Defense attorneys respond
A spokesperson for Dist. Atty. Summer Stephan said the office is aware that at least one conversation between a defense lawyer and a defendant had been improperly recorded.
“A portion of that conversation was listened to by law enforcement before it was realized that it was a conversation with an attorney,” spokesperson Steve Walker said. “Upon determining the conversation involved an attorney, monitoring the conversation immediately and permanently ceased.”
Walker said his office quickly alerted the prosecutor assigned to the case, and the deputy district attorney notified the defense lawyer that law enforcement had listened to the discussion.
“The D.D.A. and defense attorney entered into a signed stipulation agreeing to turn over the sole copy of the recording to the defense attorney for their use in any future motions or litigation,” the spokesperson said.
Walker said to his knowledge the district attorney’s office had received no other recordings between defense lawyers and their clients. He declined to specify how the recording was sent to prosecutors.
Randy Mize, who runs the county public defender’s office, said the Sheriff’s Department recordings undermine a bedrock constitutional safeguard: privileged communications between an attorney and their client.
He also said the district attorney’s office enjoys unfettered access to conversations recorded by the sheriff — absent any oversight from the Superior Court.
“Defense counsel would be required to file a subpoena seeking permission from the Superior Court for the same recordings,” Mize said. “Without Superior Court oversight, I fear abuses of this gravity may be inevitable.”

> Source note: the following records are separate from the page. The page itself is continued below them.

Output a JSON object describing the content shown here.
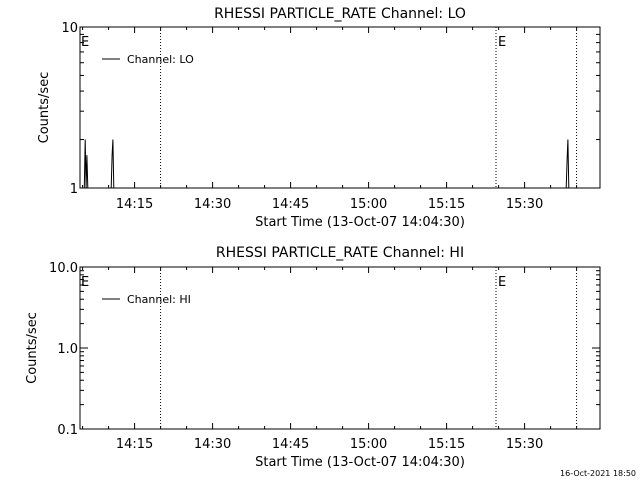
{
  "chart_data": [
    {
      "type": "line",
      "title": "RHESSI PARTICLE_RATE Channel: LO",
      "xlabel": "Start Time (13-Oct-07 14:04:30)",
      "ylabel": "Counts/sec",
      "yscale": "log",
      "ylim": [
        1,
        10
      ],
      "y_tick_labels": [
        "1",
        "10"
      ],
      "xlim": [
        "14:04:30",
        "15:44:30"
      ],
      "x_tick_labels": [
        "14:15",
        "14:30",
        "14:45",
        "15:00",
        "15:15",
        "15:30"
      ],
      "grid": false,
      "legend": "top-left",
      "vlines": [
        {
          "time": "14:20:00",
          "label": ""
        },
        {
          "time": "15:24:30",
          "label": "E"
        },
        {
          "time": "15:40:00",
          "label": ""
        }
      ],
      "start_marker": "E",
      "series": [
        {
          "name": "Channel: LO",
          "x": [
            "14:05:20",
            "14:05:30",
            "14:05:40",
            "14:05:50",
            "14:06:00",
            "14:10:30",
            "14:10:40",
            "14:10:50",
            "14:11:00",
            "14:38:00",
            "15:38:00",
            "15:38:10",
            "15:38:20",
            "15:38:30",
            "15:38:40"
          ],
          "y": [
            1,
            2,
            1,
            1.6,
            1,
            1,
            1.6,
            2,
            1,
            1,
            1,
            1.5,
            2,
            1,
            1
          ]
        }
      ]
    },
    {
      "type": "line",
      "title": "RHESSI PARTICLE_RATE Channel: HI",
      "xlabel": "Start Time (13-Oct-07 14:04:30)",
      "ylabel": "Counts/sec",
      "yscale": "log",
      "ylim": [
        0.1,
        10
      ],
      "y_tick_labels": [
        "0.1",
        "1.0",
        "10.0"
      ],
      "xlim": [
        "14:04:30",
        "15:44:30"
      ],
      "x_tick_labels": [
        "14:15",
        "14:30",
        "14:45",
        "15:00",
        "15:15",
        "15:30"
      ],
      "grid": false,
      "legend": "top-left",
      "vlines": [
        {
          "time": "14:20:00",
          "label": ""
        },
        {
          "time": "15:24:30",
          "label": "E"
        },
        {
          "time": "15:40:00",
          "label": ""
        }
      ],
      "start_marker": "E",
      "series": [
        {
          "name": "Channel: HI",
          "x": [],
          "y": []
        }
      ]
    }
  ],
  "footer": {
    "timestamp": "16-Oct-2021 18:50"
  }
}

The public defender’s office is working with the sheriff, district attorney and the Superior Court’s presiding judge to determine the extent of the privileged recordings and whether any others were disseminated outside the Sheriff’s Department, Mize said.

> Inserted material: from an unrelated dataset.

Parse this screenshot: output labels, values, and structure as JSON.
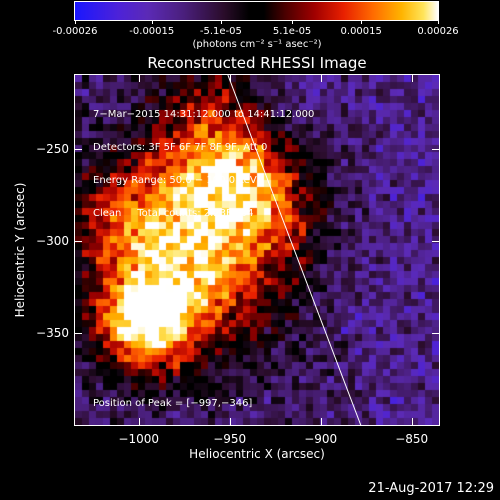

Herbert Weston, a longtime criminal defense attorney in Vista, said he has raised blanket objections to the Sheriff’s Department’s handling of attorney-client communications for months.

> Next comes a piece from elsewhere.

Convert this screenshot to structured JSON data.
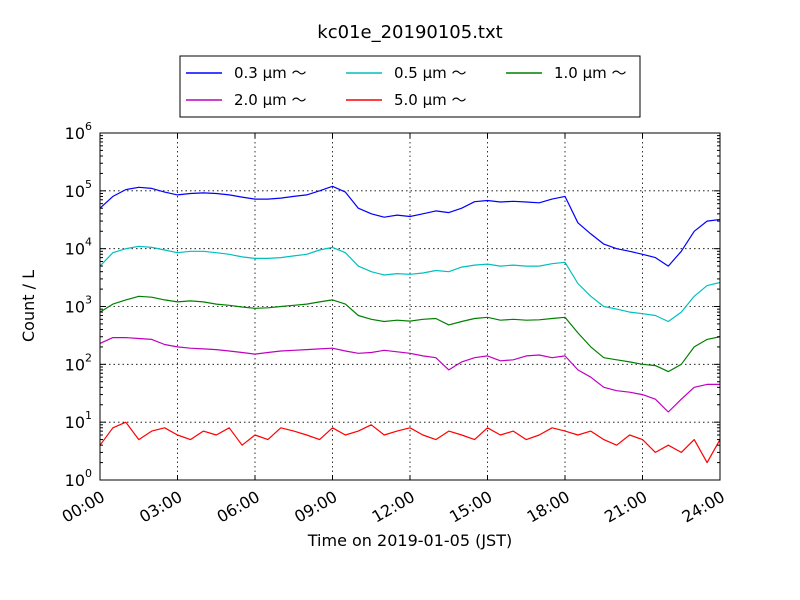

Weston said he has declined to meet with clients in areas designated for inmate social visits because they can be taped. He said his inability to speak with clients in confidential settings has affected at least 20 clients, delaying proceedings while they remain in custody.
“I had 12 life cases at the beginning of COVID, and not one of them has been tried,” he said. “If you have clients who are accused of a serious crime, how do you effectively represent them if you can’t see them and can’t talk to them?”
The defense attorney said even before the pandemic he declined to speak to his clients over the jail telephone because he fears the do-not-record technology employed by Securas is not completely effective and that the Sheriff’s Department too often records calls that are not supposed to be monitored.
“We have been dealing with this on the defense side for a long time,” he said.
Allegations of illegal taping of conversations between defense attorneys and their clients by law enforcement officials are not new.
In 2019, Alameda County Public Defender Brendon Woods accused sheriff’s deputies of improperly intercepting and recording protected conversations, and filed a motion in Superior Court asking a judge to order a stop to the activity.
In 2018, the Orange County Sheriff’s Department acknowledged that its communications contractor, GTF of Falls Church, Va., had illegally recorded thousands of calls between inmates and their lawyers.
The disclosure prompted outrage among county supervisors at the time, but earlier this year the company’s contract was renewed.
The San Diego Sheriff’s Department said attorney meetings are no longer taking place in areas designed for inmates’ family and friends.
“To avoid this potential issue in the future, we have discontinued this well-intentioned risk-mitigation strategy,” Baggs said. “Moving forward, professional visitors will no longer be allowed to access social visit phones.”